You think our wind is bad, try a different world

You think our wind is bad, try a different world

PlanetPlanets outside our solar system, also called extrasolar planets, would consider Earth’s strongest winds mere breezes.

Earth’s inhabitants are used to temperatures that vary, sometimes greatly, between day and night. New measurements for three planets outside our solar system indicate their temperatures remain fairly constant — and blazing hot — from day to night, even though it is likely one side of each planet always faces its sun and the other is in permanent darkness.

The reason apparently is supersonic winds, perhaps as strong as 9,000 miles an hour that constantly churn the planets’ atmospheres and keep temperatures on the dark side from plunging.
The planets, gas giants similar in size to Jupiter, were discovered in the last decade orbiting stars about the same size as our sun and less than 150 light years from Earth. All of them orbit within about 5 million miles of their stars, far less than Mercury’s distance from our sun.

Eric Agol, a University of Washington assistant professor of astronomy and co-author of a poster presented at the American Astronomical Society national meeting in Seattle says the temperatures appear to be constant day and night on these planets because strong winds mix the atmosphere planetwide.

“We can’t say for sure that we’ve ruled out significant day-night temperature differences, but it seems unlikely there is a very big contrast based on our measurements and what we know about these systems,” said Agol, who is lead scientist for a project using the Spitzer Space Telescope to measure the temperature properties of extrasolar planets.

Agol and colleagues Nicolas Cowan, a UW astronomy doctoral student and lead author of the poster, and David Charbonneau of the Harvard-Smithsonian Center for Astrophysics, measured infrared light from three planetary systems at eight different positions in their orbits in late 2005. They measured the thermal brightness of the systems when the planets’ day sides faced the Earth, when the night sides faced the Earth and at various phases in between. They detected no infrared brightness variations in any of the systems, suggesting there are not big differences in temperatures on the day and night sides.

Instead the planets appear to have a fairly uniform temperature of about 925 degrees Celsius, or about 1700 degrees Fahrenheit.

Measuring the planets’ temperatures is a painstaking process because a planet’s radiation is drowned out by the light from its parent star. Even when a planet goes behind the host star and disappears completely from view, the decline in light from the entire system is almost imperceptible, on the order of 0.25 percent, Agol said. Making the observations requires precise calibration and light measurements.

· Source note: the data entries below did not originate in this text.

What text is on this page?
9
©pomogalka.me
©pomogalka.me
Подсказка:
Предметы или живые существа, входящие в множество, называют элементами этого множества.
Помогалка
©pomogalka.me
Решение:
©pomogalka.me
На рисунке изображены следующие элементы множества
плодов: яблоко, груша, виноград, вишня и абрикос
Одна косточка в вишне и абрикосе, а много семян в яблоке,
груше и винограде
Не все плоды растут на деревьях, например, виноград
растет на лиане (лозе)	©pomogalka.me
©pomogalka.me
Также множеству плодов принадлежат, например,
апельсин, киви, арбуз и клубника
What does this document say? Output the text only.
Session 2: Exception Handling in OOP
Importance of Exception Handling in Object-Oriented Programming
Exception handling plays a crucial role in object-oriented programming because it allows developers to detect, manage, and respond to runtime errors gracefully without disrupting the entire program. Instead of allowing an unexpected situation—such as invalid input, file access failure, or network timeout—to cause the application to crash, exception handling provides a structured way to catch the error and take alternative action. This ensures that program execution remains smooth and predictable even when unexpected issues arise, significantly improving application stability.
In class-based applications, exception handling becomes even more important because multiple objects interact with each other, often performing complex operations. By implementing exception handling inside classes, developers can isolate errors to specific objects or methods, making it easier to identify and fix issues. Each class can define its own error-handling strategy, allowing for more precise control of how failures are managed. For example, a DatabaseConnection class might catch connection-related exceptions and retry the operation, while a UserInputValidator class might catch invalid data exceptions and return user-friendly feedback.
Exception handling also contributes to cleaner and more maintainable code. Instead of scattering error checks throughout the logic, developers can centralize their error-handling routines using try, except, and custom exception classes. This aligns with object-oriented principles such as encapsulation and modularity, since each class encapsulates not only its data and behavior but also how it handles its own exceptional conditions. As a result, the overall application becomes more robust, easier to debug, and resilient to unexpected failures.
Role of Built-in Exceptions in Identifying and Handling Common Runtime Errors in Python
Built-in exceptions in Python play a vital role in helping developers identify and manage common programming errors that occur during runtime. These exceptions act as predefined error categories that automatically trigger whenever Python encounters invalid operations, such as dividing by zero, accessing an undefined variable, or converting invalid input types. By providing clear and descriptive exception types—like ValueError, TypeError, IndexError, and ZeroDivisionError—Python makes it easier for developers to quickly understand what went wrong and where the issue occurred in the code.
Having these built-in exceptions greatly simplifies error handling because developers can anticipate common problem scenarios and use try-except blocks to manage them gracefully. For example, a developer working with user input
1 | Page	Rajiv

The three planets are 51 Pegasi, about 50 light years from our sun, HD179949b, about 100 light years distant, and HD209458b, about 147 light years away. A light year is about 5.88 trillion miles. In 1995, 51 Pegasi became the first planet orbiting another star to be discovered. Since then numerous planets — gas giants the mass of Jupiter or larger — have been observed from Earth. Most orbit very close to their stars. A common theory is that they formed far away from their stars, perhaps in about the same position as Jupiter is to our sun, and then migrated close to their stars. Their distance makes it difficult to gather much direct data about the planets.

To date no Earth-sized planets have been reported orbiting other stars like our sun.